Sinnard answered 5/2, 2010 at 7:20 Comment(1)
@Bozho: +1, that's what Hemal Panda said he was doing in his comment and I didn't think about it (even tough we're using custom templates). I was too focused on having something like "@NotNull" :)Suggestible
B
1

There are at least two equivalence relations which can be defined between all objects in Java or .NET:

  • Two object references X and Y are fully equivalent if overwriting X with a reference to Y would not alter the present or future behavior of any members of X or Y.

  • Two object references X and Y have equivalent state if, in a program which has not persisted the values returned from identity-related hash function, swapping all references to X with all references to Y would leave program state unchanged.

I have one reference (X) which points to a FordBlazer. I have another (Y) which points to a SiameseCat. Are they equivalent? No they aren't, so X.equals(Y) should be false. The fact that the objects' types have no relationship to each other isn't a problem--if anything, it makes things easier (if the only thing that can be equivalent to a SiameseCat is another SiameseCat, the fact that Y isn't a SiameseCat means that X.equals() doesn't have to examine anything else.
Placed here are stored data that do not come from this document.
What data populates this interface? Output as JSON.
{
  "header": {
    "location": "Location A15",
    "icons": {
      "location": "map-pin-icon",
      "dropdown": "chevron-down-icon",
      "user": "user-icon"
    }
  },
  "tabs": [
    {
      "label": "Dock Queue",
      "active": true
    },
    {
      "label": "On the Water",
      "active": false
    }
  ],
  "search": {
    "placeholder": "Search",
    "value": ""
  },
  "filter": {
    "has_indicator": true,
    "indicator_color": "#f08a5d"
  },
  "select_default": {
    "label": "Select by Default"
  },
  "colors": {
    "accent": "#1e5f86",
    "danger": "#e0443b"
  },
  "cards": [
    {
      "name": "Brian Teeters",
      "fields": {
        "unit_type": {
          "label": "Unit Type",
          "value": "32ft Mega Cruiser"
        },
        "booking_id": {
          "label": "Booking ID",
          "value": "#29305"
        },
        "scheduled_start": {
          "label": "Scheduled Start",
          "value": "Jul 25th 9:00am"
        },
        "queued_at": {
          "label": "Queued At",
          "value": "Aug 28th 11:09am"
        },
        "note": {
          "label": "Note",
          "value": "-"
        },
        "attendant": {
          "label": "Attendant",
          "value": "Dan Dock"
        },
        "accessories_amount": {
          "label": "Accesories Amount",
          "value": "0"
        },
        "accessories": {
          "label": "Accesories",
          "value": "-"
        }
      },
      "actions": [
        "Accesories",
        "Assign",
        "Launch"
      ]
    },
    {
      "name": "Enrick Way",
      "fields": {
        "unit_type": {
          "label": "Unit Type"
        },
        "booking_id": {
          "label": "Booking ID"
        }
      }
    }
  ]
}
While there may be some debate about whether a particular object should implement the first or second definition of equivalence, it's worth noting that any object which defines equals report distinct objects as unequal regardless of any other aspects of their state will be consistent with itself (if X.Equals(X) doesn't match X.Equals(Y), that means that Y doesn't behave the same as X). Thus, if one doesn't have anything better to do with equals, the default definition inherited from object is a perfectly good and meaningful one.
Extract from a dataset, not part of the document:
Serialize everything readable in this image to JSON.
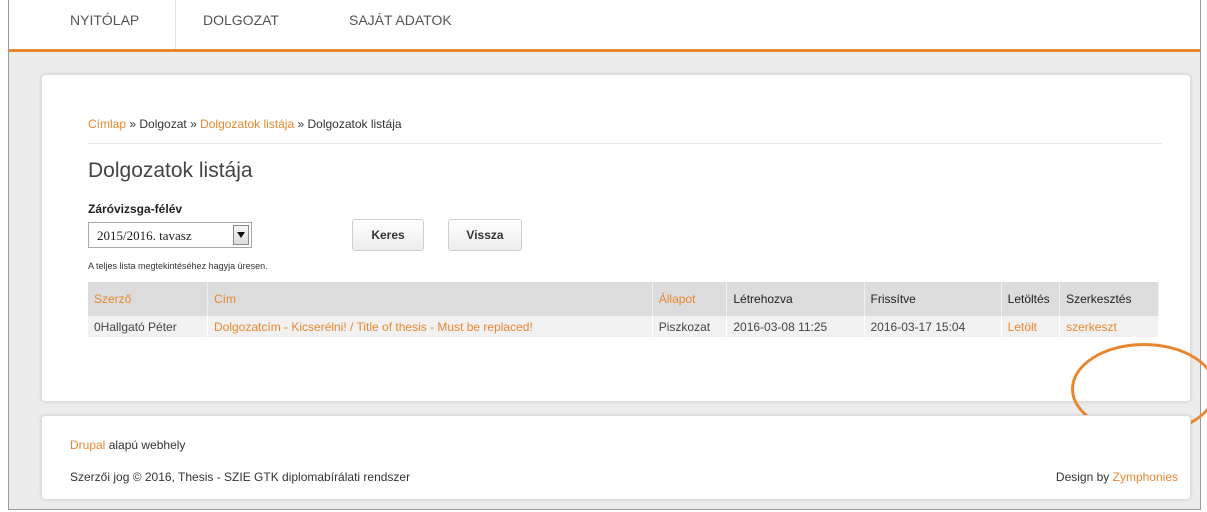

The only situation where hashCode might have trouble will be if code might (ill-advisedly) mutate some aspect of an object while it is stored in a HashTable. the proper remedy for that is to have hashCode not depend upon any mutable aspects of an object's state. If an object's state has no meaningful immutable aspects other than its class, simply make up an arbitrary number for that class and have hashCode always return that. Large hash tables will perform poorly with such objects, but small hash codes will work just fine. The fact that one can't define a good hash code for a type shouldn't prevent it from being used in a HashTable with a dozen or so items in it.